Conformer-Based Speech Recognition On Extreme Edge-Computing Devices
Mingbin Xu, Alex Jin, Sicheng Wang, Mu Su, Tim Ng, Henry Mason, Shiyi Han, Zhihong Lei, Yaqiao Deng, Zhen Huang, Mahesh Krishnamoorthy
TL;DR
The paper tackles the challenge of delivering accurate, streaming Conformer-based end-to-end ASR on resource-constrained edge devices to preserve privacy through offline processing. It combines architectural adaptations (Depthwise Separable Convolution, streaming-friendly chunked attention), memory-aware graph execution, and numerical optimizations, including a Mean Absolute Deviation ($MAD$) pre-normalizer for a robust $L_p$-norm normalization, with a scaled softmax approach to suit hardware limitations. Experiments on iPhone XR and Apple Watch Series 7 show up to 0.19 RTF and a 5.26× speedup over real time, along with substantial energy reductions while maintaining WER comparable to FP32 baselines.
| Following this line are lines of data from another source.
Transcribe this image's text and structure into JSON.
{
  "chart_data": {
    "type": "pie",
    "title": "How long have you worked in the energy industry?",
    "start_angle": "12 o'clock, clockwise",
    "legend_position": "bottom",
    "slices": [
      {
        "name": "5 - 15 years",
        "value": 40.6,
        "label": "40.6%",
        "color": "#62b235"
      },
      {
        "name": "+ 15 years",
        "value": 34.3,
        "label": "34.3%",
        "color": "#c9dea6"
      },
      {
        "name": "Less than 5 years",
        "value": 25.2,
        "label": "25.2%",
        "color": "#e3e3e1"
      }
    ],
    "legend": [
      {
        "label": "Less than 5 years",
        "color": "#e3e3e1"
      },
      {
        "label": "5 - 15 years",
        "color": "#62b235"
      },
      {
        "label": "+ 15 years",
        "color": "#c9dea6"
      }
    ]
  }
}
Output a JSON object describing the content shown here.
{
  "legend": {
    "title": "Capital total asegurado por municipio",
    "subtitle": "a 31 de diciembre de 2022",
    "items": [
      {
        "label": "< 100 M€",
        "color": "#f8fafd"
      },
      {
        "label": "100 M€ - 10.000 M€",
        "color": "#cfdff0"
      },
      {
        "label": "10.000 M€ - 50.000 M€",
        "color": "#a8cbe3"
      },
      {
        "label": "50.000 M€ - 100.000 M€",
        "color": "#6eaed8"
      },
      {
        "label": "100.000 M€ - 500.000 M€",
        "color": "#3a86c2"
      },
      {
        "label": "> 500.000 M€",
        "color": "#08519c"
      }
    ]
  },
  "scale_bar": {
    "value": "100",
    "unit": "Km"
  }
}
The work provides a general theory for numerical stabilization that can be applied to other transformer-based server-free AI tasks on edge hardware.
Abstract
With increasingly more powerful compute capabilities and resources in today's devices, traditionally compute-intensive automatic speech recognition (ASR) has been moving from the cloud to devices to better protect user privacy. However, it is still challenging to implement on-device ASR on resource-constrained devices, such as smartphones, smart wearables, and other smart home automation devices. In this paper, we propose a series of model architecture adaptions, neural network graph transformations, and numerical optimizations to fit an advanced Conformer based end-to-end streaming ASR system on resource-constrained devices without accuracy degradation. We achieve over 5.26 times faster than realtime (0.19 RTF) speech recognition on smart wearables while minimizing energy consumption and achieving state-of-the-art accuracy. The proposed methods are widely applicable to other transformer-based server-free AI applications. In addition, we provide a complete theory on optimal pre-normalizers that numerically stabilize layer normalization in any Lp-norm using any floating point precision.